The office has a number of these at varying stages of process, LabPlus level 3 reorganisation and Wellington Hospital Microbiology proposal prominent amongst them. Again the holiday hiatus leaves us little to report to our wider membership at present. The Northland DHB’s community pathology ‘alliance’ project remains in the hands of one or other or several of the DHB’s Project, Steering, or Working groups. The end date for the current NPL community contract is in the middle of this year. The ground has yet to be broken for the new laboratory building at Whangarei hospital which has a December 2012 completion date. News on progress with analysis for the Wellington regionalisation study has dried up also.
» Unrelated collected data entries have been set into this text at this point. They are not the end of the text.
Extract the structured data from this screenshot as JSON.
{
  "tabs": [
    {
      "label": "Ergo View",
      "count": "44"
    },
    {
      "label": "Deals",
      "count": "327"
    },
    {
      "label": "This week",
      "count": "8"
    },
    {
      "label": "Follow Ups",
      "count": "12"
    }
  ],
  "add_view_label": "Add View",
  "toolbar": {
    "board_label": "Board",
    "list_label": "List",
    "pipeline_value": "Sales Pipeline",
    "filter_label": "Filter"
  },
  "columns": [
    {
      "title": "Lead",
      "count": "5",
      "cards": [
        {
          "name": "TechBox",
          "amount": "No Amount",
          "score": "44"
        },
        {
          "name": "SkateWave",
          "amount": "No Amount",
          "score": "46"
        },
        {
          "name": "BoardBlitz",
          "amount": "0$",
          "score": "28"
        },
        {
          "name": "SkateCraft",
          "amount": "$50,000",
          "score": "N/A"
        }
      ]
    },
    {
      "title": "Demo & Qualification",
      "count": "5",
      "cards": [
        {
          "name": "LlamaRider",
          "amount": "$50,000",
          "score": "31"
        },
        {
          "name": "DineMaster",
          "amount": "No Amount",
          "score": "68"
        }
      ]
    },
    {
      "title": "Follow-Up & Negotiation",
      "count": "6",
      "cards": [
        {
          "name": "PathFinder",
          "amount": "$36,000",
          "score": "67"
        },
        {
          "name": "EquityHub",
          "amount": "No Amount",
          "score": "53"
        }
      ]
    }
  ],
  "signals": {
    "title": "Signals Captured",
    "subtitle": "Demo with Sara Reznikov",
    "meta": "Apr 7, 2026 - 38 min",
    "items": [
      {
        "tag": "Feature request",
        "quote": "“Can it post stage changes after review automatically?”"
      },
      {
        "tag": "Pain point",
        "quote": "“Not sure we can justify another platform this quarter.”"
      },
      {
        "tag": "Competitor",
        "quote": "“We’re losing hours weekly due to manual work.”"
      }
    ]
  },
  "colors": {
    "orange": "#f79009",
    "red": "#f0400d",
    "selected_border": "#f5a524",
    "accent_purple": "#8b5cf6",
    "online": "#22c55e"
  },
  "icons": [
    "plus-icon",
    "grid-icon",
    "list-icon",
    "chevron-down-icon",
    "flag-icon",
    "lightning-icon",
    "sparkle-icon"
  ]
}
This is approaching fast. If your department doesn’t have a delegate, or if you are thinking about becoming one, now is the time to let us know. This training is held biennially providing delegates with valuable skills and resources to help members tackle employment issues, and it’s important that all delegates attend. Your employers have been notified, and there is provision in your CEA to allow you to attend on paid leave. Any problems please contact the NZMLWU office. Workshops, guest speakers and other preparations are well under way. The 1st day has been set aside for new delegates, and the not so new that want refreshing. More information will follow shortly.
Delegate’s Column: Lloyd Rigby
Hi. I’m Lloyd Rigby, Northern Area National Executive Representative.
I live in Auckland and work for the NZ Blood Service in the National Reference Laboratory, and as such I have a dual role as an Auckland Area rep and NZBS rep. I am married to an accountant with one dughter in her final year at school, and the other two at university. It’s a busy household and work life balance is important to me. I have worked in labs since 1973. I trained in Dunedin and then went to Papua New Cuinea for two years before moving to Auckland where I have held various posts in NZBS and Auckland DHB’s since 1983. I joined the NZMLWU at its inception, have been a delegate since 1996 and on the Executive for a number of years. It has been a challenging recent past for DHB lab and NZBS members of our union. The industrial action we undertook at our last MECA negotiations tested our resolve and was not always easy, and wounded some. I’d like to think that those who weathered that storm have come out of it as a stronger group. We must recognise the importance of our standing together for what we want to achieve.
Restructures and rationalisations will possibly disrupt further our personal futures, and our profession as a whole. The threat of such disruption daily discourages many in our field but there is help at hand: with a strong united presence we can effectively represent the interests of members and our profession. On behalf of the NZMLWU National Executive I wish everyone all the best for the New Year and hope against hope for a more settled environment in 2012.